Não é nisso que quero me pegar.
Ele diz na página 22: “Hugo, Deus não
existe. Isso foi provado pelo teorema de Sinclair-Hobsbawn há trezentos anos”. Acontece
que a Prova ou o Teorema de Godel (embora não prove a existência de Deus)
afirma a insustentabilidade RACIONAL da matemática, motivo para acreditarmos
que o par polar i Deus-Natureza é necessário-suficiente POR EXCLUSÃO – quer
dizer, se não foi a racionalidade quem inventou a matemática, deve haver um
elemento exterior respondendo pela sustentação de toda a dialógica e da
matemática em TODOS os universos.
Depois, Calife diz, mais abaixo, p. 22: “No
final só havia paz e esquecimento”. Ora, para haver esquecimento deve haver
objeto-programa QUE ESQUECE, quer dizer, qualquer mente, devendo permanecer
para então esquecer: quem sustentaria as mentes após a morte? E paz é o
oposto-complementar de guerra: seria situação de paz “eterna”, quando sabemos
que tudo é ciclo. Estaria sendo negada a racionalidade, pois estar nesta é
justamente candidatar-se a ciclo, vários deles, vários ciclos.

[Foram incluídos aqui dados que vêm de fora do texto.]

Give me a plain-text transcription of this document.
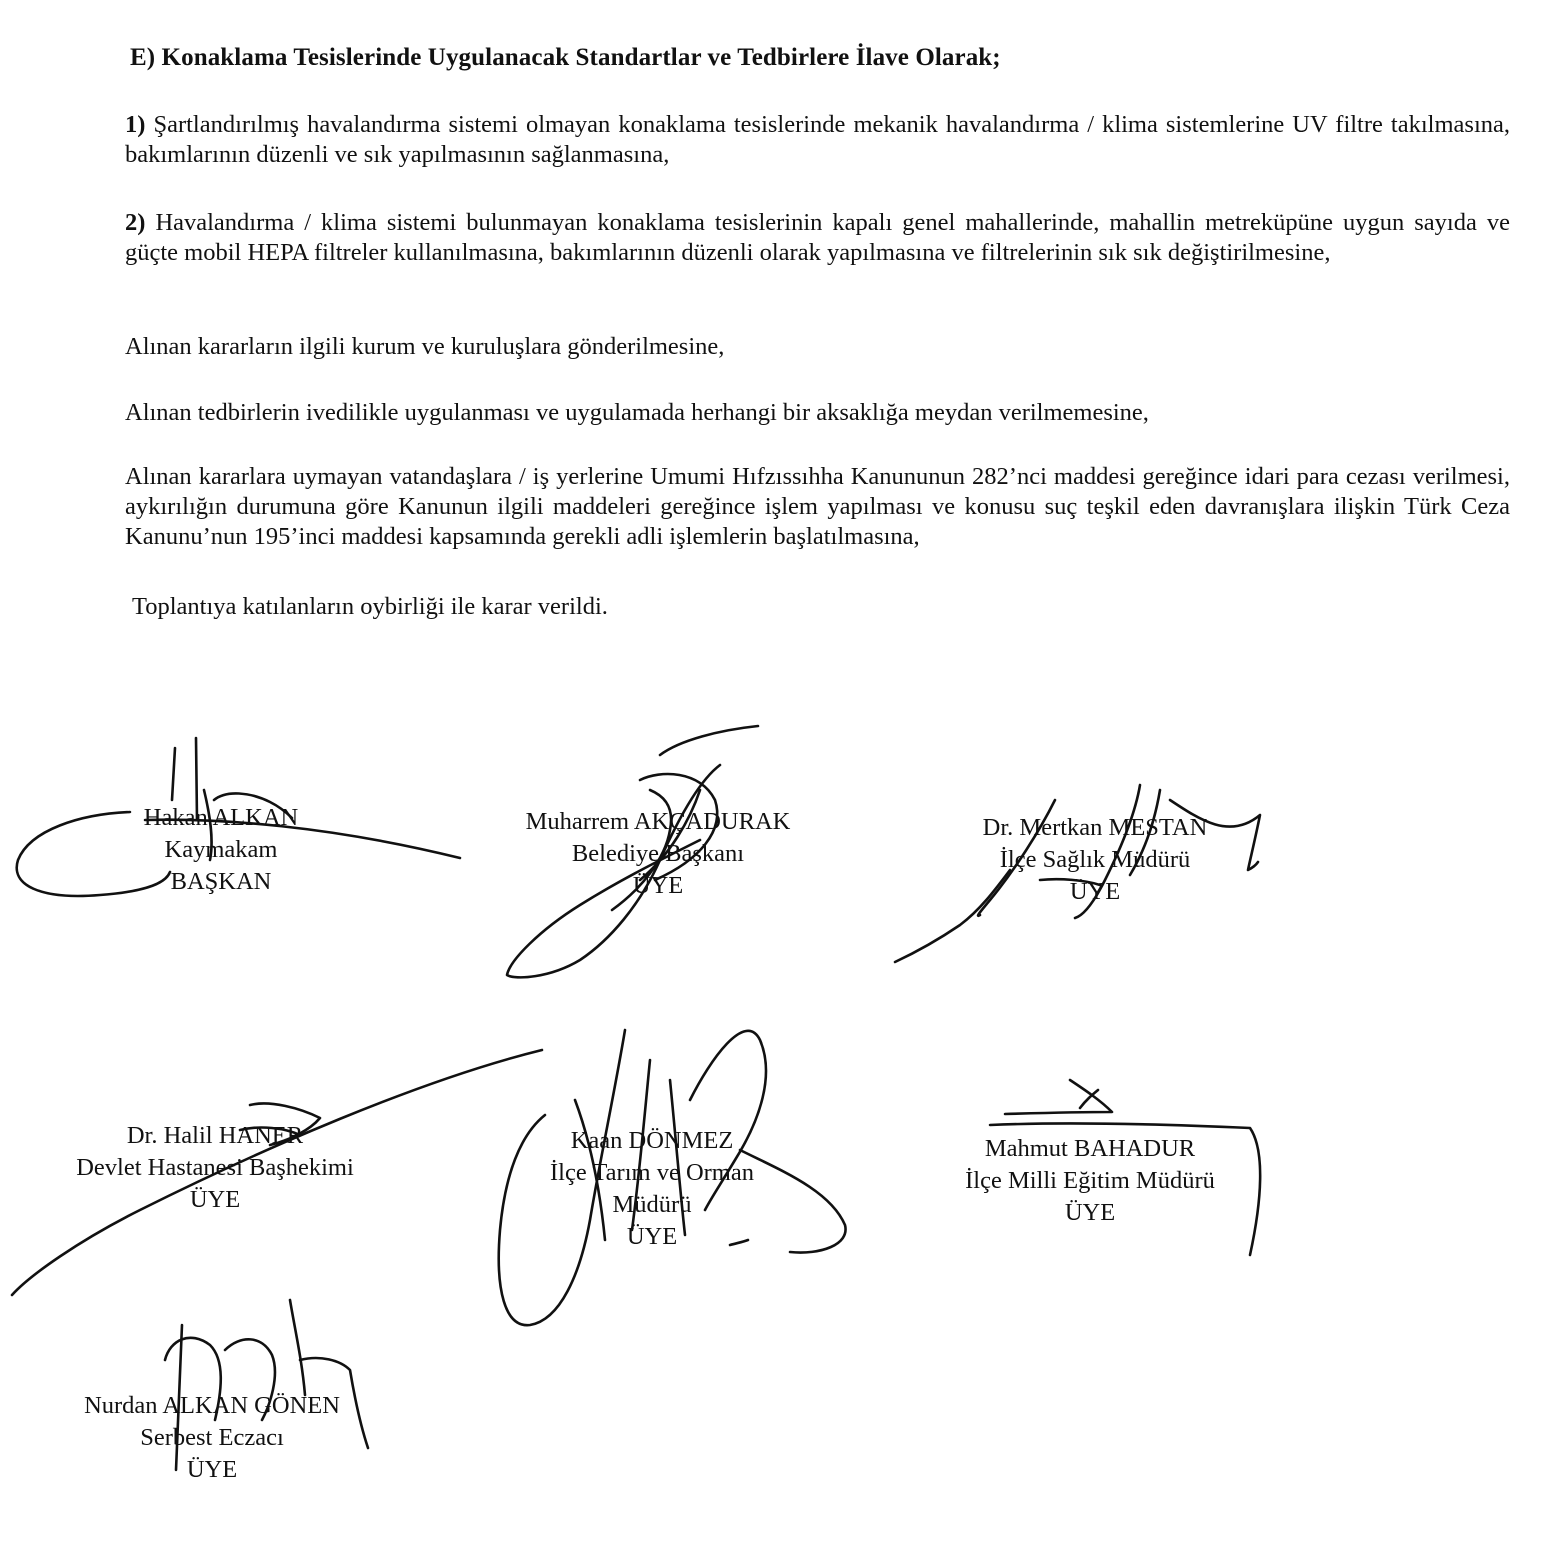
E) Konaklama Tesislerinde Uygulanacak Standartlar ve Tedbirlere İlave Olarak;
1) Şartlandırılmış havalandırma sistemi olmayan konaklama tesislerinde mekanik havalandırma / klima sistemlerine UV filtre takılmasına, bakımlarının düzenli ve sık yapılmasının sağlanmasına,
2) Havalandırma / klima sistemi bulunmayan konaklama tesislerinin kapalı genel mahallerinde, mahallin metreküpüne uygun sayıda ve güçte mobil HEPA filtreler kullanılmasına, bakımlarının düzenli olarak yapılmasına ve filtrelerinin sık sık değiştirilmesine,
Alınan kararların ilgili kurum ve kuruluşlara gönderilmesine,
Alınan tedbirlerin ivedilikle uygulanması ve uygulamada herhangi bir aksaklığa meydan verilmemesine,
Alınan kararlara uymayan vatandaşlara / iş yerlerine Umumi Hıfzıssıhha Kanununun 282’nci maddesi gereğince idari para cezası verilmesi, aykırılığın durumuna göre Kanunun ilgili maddeleri gereğince işlem yapılması ve konusu suç teşkil eden davranışlara ilişkin Türk Ceza Kanunu’nun 195’inci maddesi kapsamında gerekli adli işlemlerin başlatılmasına,
Toplantıya katılanların oybirliği ile karar verildi.
Hakan ALKAN
Kaymakam
BAŞKAN
Muharrem AKÇADURAK
Belediye Başkanı
ÜYE
Dr. Mertkan MESTAN
İlçe Sağlık Müdürü
ÜYE
Dr. Halil HANER
Devlet Hastanesi Başhekimi
ÜYE
Kaan DÖNMEZ
İlçe Tarım ve Orman
Müdürü
ÜYE
Mahmut BAHADUR
İlçe Milli Eğitim Müdürü
ÜYE
Nurdan ALKAN GÖNEN
Serbest Eczacı
ÜYE
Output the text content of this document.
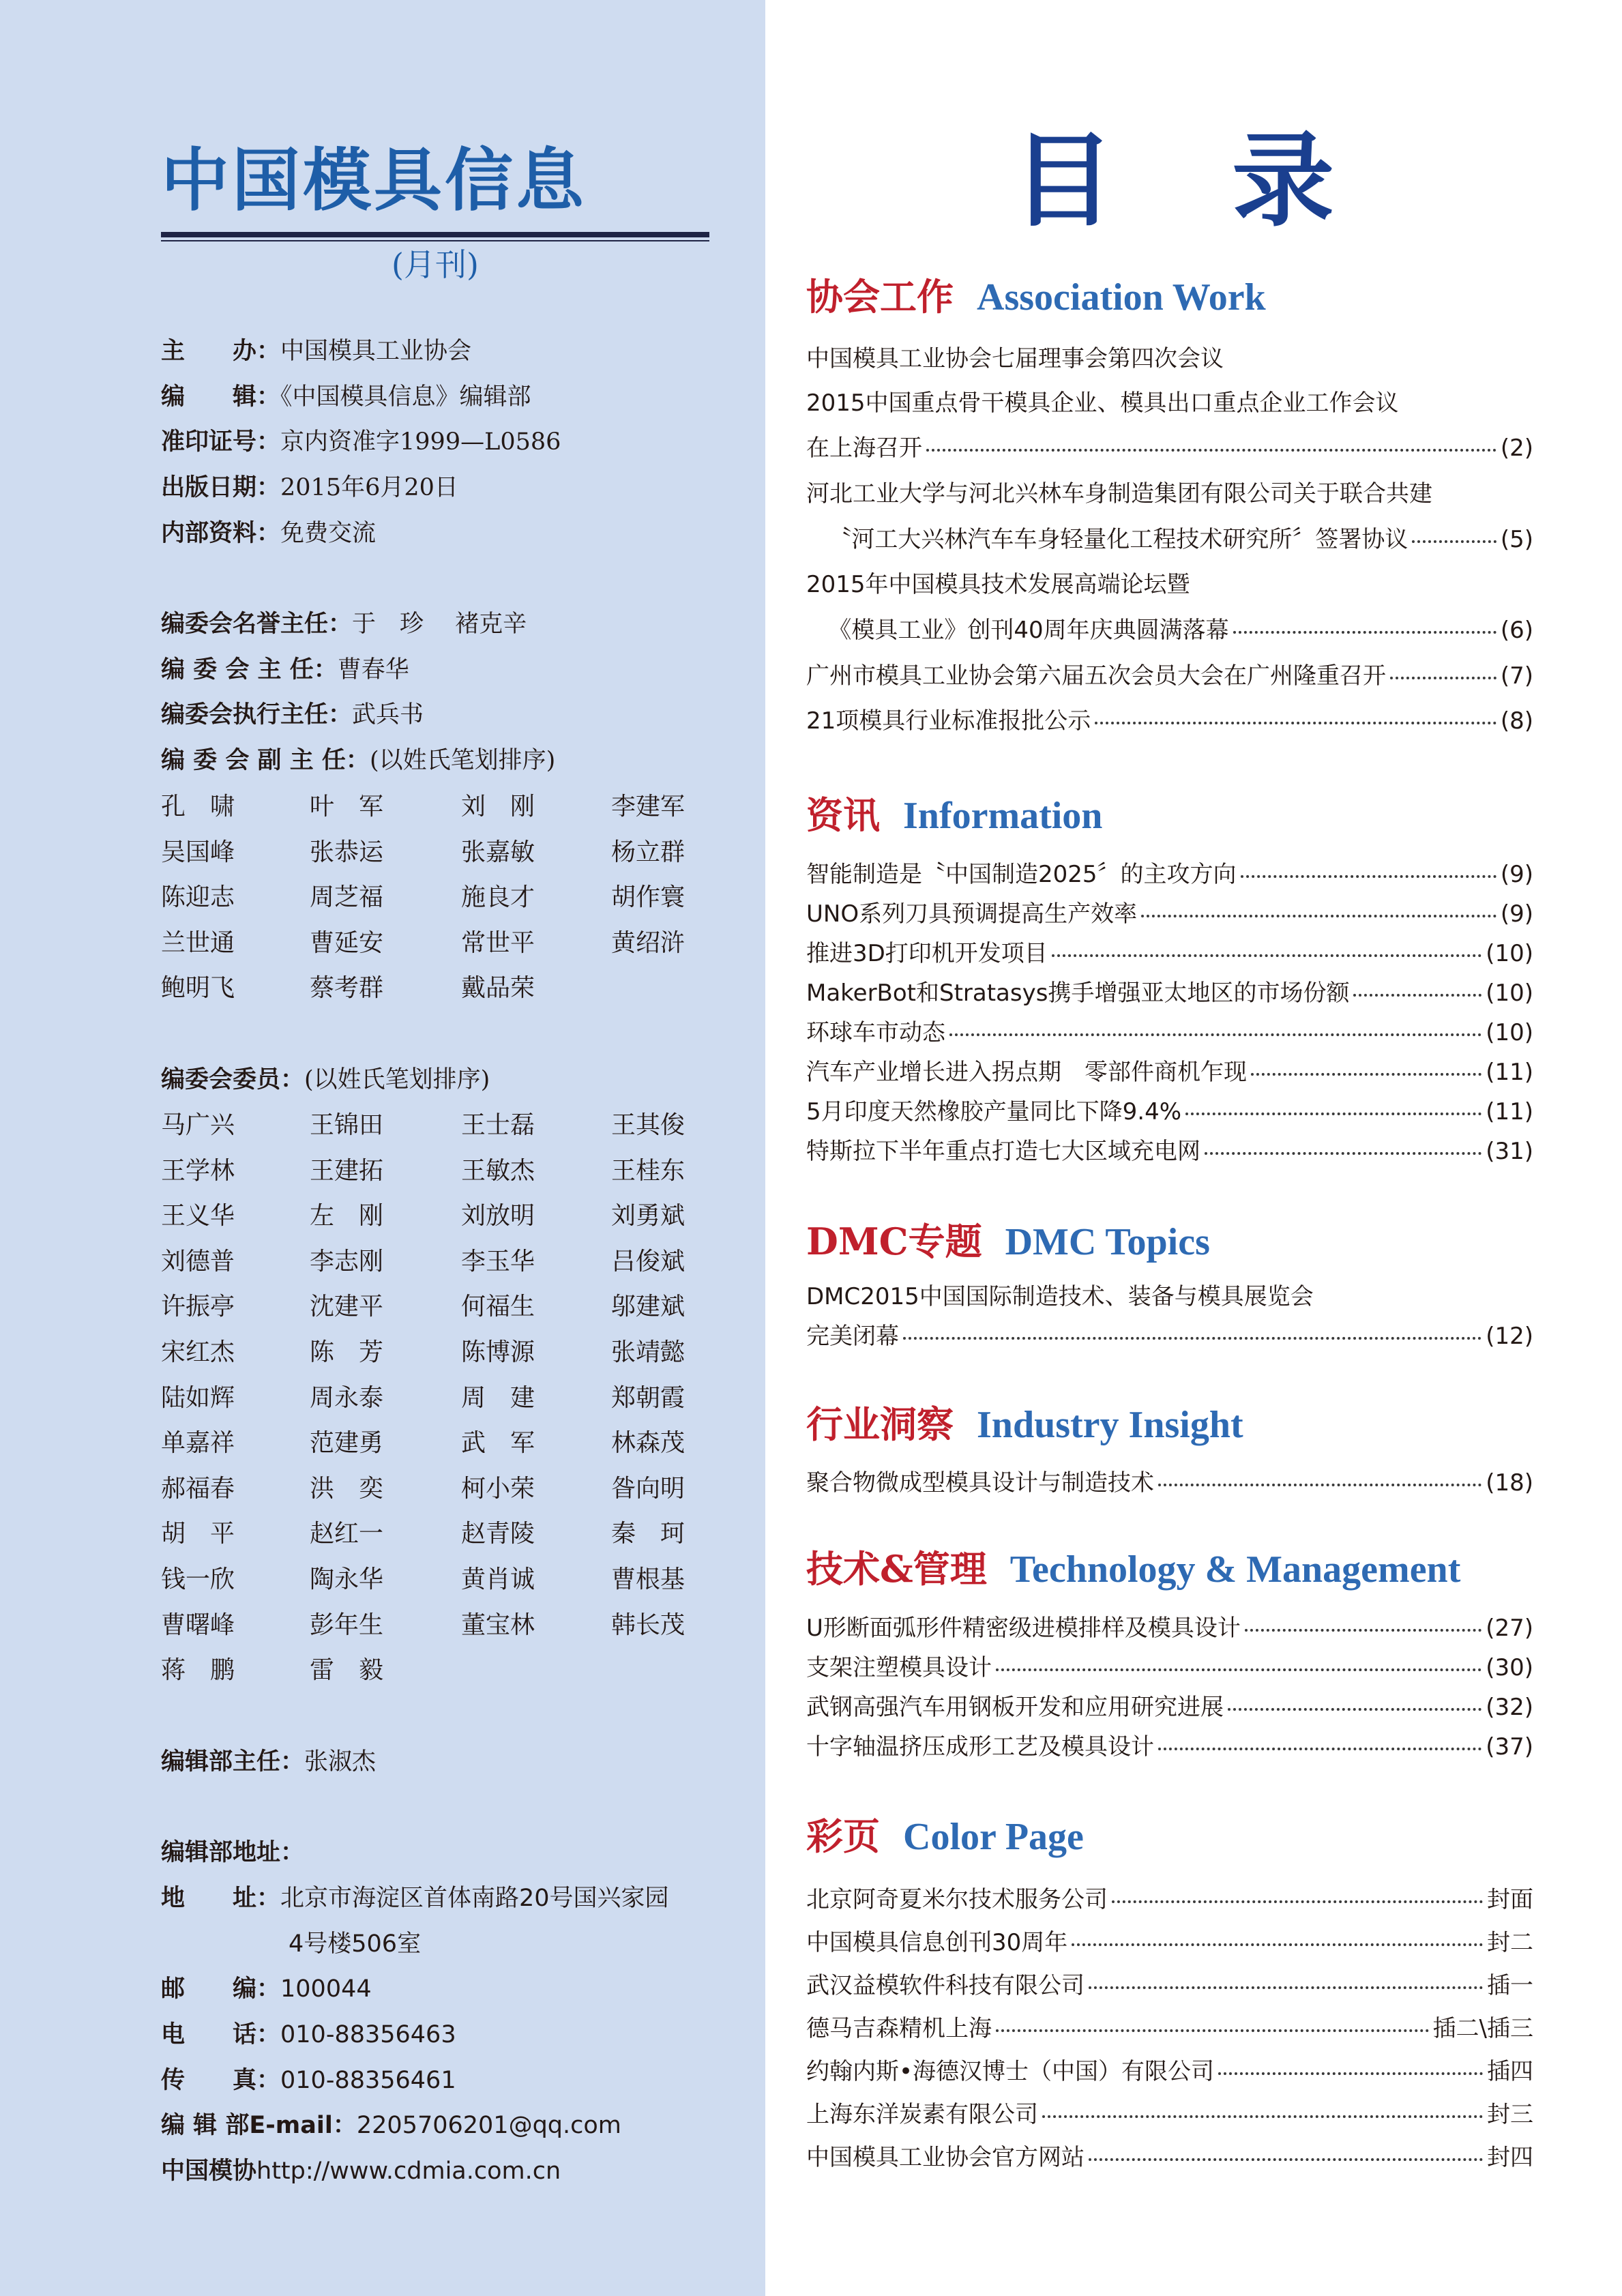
中国模具信息
(月刊)
主　　办：中国模具工业协会
编　　辑：《中国模具信息》编辑部
准印证号：京内资准字1999—L0586
出版日期：2015年6月20日
内部资料：免费交流
编委会名誉主任：于　珍　 褚克辛
编 委 会 主 任：曹春华
编委会执行主任：武兵书
编 委 会 副 主 任：(以姓氏笔划排序)
孔　啸	叶　军	刘　刚	李建军
吴国峰	张恭运	张嘉敏	杨立群
陈迎志	周芝福	施良才	胡作寰
兰世通	曹延安	常世平	黄绍浒
鲍明飞	蔡考群	戴品荣
编委会委员：(以姓氏笔划排序)
马广兴	王锦田	王士磊	王其俊
王学林	王建拓	王敏杰	王桂东
王义华	左　刚	刘放明	刘勇斌
刘德普	李志刚	李玉华	吕俊斌
许振亭	沈建平	何福生	邬建斌
宋红杰	陈　芳	陈博源	张靖懿
陆如辉	周永泰	周　建	郑朝霞
单嘉祥	范建勇	武　军	林森茂
郝福春	洪　奕	柯小荣	昝向明
胡　平	赵红一	赵青陵	秦　珂
钱一欣	陶永华	黄肖诚	曹根基
曹曙峰	彭年生	董宝林	韩长茂
蒋　鹏	雷　毅
编辑部主任：张淑杰
编辑部地址：
地　　址：北京市海淀区首体南路20号国兴家园
4号楼506室
邮　　编：100044
电　　话：010-88356463
传　　真：010-88356461
编 辑 部E-mail：2205706201@qq.com
中国模协http://www.cdmia.com.cn
目 录
协会工作 Association Work
中国模具工业协会七届理事会第四次会议
2015中国重点骨干模具企业、模具出口重点企业工作会议
在上海召开	(2)
河北工业大学与河北兴林车身制造集团有限公司关于联合共建
〝河工大兴林汽车车身轻量化工程技术研究所〞签署协议	(5)
2015年中国模具技术发展高端论坛暨
《模具工业》创刊40周年庆典圆满落幕	(6)
广州市模具工业协会第六届五次会员大会在广州隆重召开	(7)
21项模具行业标准报批公示	(8)
资讯 Information
智能制造是〝中国制造2025〞的主攻方向	(9)
UNO系列刀具预调提高生产效率	(9)
推进3D打印机开发项目	(10)
MakerBot和Stratasys携手增强亚太地区的市场份额	(10)
环球车市动态	(10)
汽车产业增长进入拐点期　零部件商机乍现	(11)
5月印度天然橡胶产量同比下降9.4%	(11)
特斯拉下半年重点打造七大区域充电网	(31)
DMC专题 DMC Topics
DMC2015中国国际制造技术、装备与模具展览会
完美闭幕	(12)
行业洞察 Industry Insight
聚合物微成型模具设计与制造技术	(18)
技术&管理 Technology & Management
U形断面弧形件精密级进模排样及模具设计	(27)
支架注塑模具设计	(30)
武钢高强汽车用钢板开发和应用研究进展	(32)
十字轴温挤压成形工艺及模具设计	(37)
彩页 Color Page
北京阿奇夏米尔技术服务公司	封面
中国模具信息创刊30周年	封二
武汉益模软件科技有限公司	插一
德马吉森精机上海	插二\插三
约翰内斯•海德汉博士（中国）有限公司	插四
上海东洋炭素有限公司	封三
中国模具工业协会官方网站	封四
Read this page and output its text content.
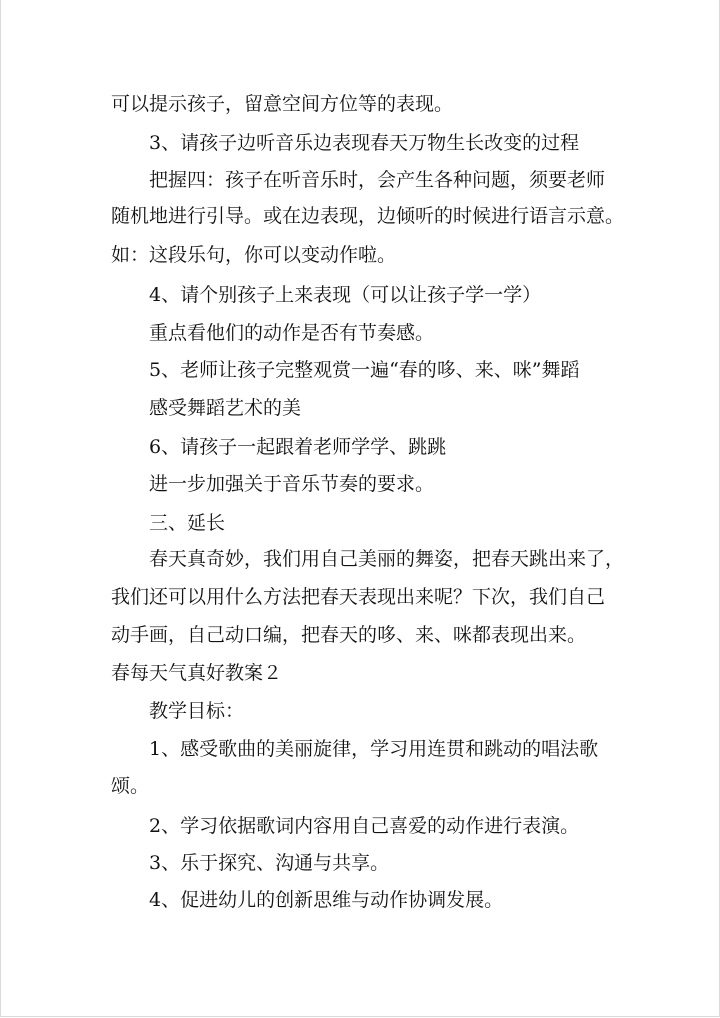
可以提示孩子，留意空间方位等的表现。
3、请孩子边听音乐边表现春天万物生长改变的过程
把握四：孩子在听音乐时，会产生各种问题，须要老师
随机地进行引导。或在边表现，边倾听的时候进行语言示意。
如：这段乐句，你可以变动作啦。
4、请个别孩子上来表现（可以让孩子学一学）
重点看他们的动作是否有节奏感。
5、老师让孩子完整观赏一遍“春的哆、来、咪”舞蹈
感受舞蹈艺术的美
6、请孩子一起跟着老师学学、跳跳
进一步加强关于音乐节奏的要求。
三、延长
春天真奇妙，我们用自己美丽的舞姿，把春天跳出来了，
我们还可以用什么方法把春天表现出来呢？下次，我们自己
动手画，自己动口编，把春天的哆、来、咪都表现出来。
春每天气真好教案２
教学目标：
1、感受歌曲的美丽旋律，学习用连贯和跳动的唱法歌
颂。
2、学习依据歌词内容用自己喜爱的动作进行表演。
3、乐于探究、沟通与共享。
4、促进幼儿的创新思维与动作协调发展。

Há no livro muitos lugares comuns
ficcionais e muitos preconceitos sociais atuais travestidos de futuro, não há
tempo para comentar ponto a ponto.
Apesar disso, é plástico o bastante para
render bons episódios, desde que sejam depurados das incongruências gritantes.
Serra, domingo, 04 de março de 2012.
José Augusto Gava.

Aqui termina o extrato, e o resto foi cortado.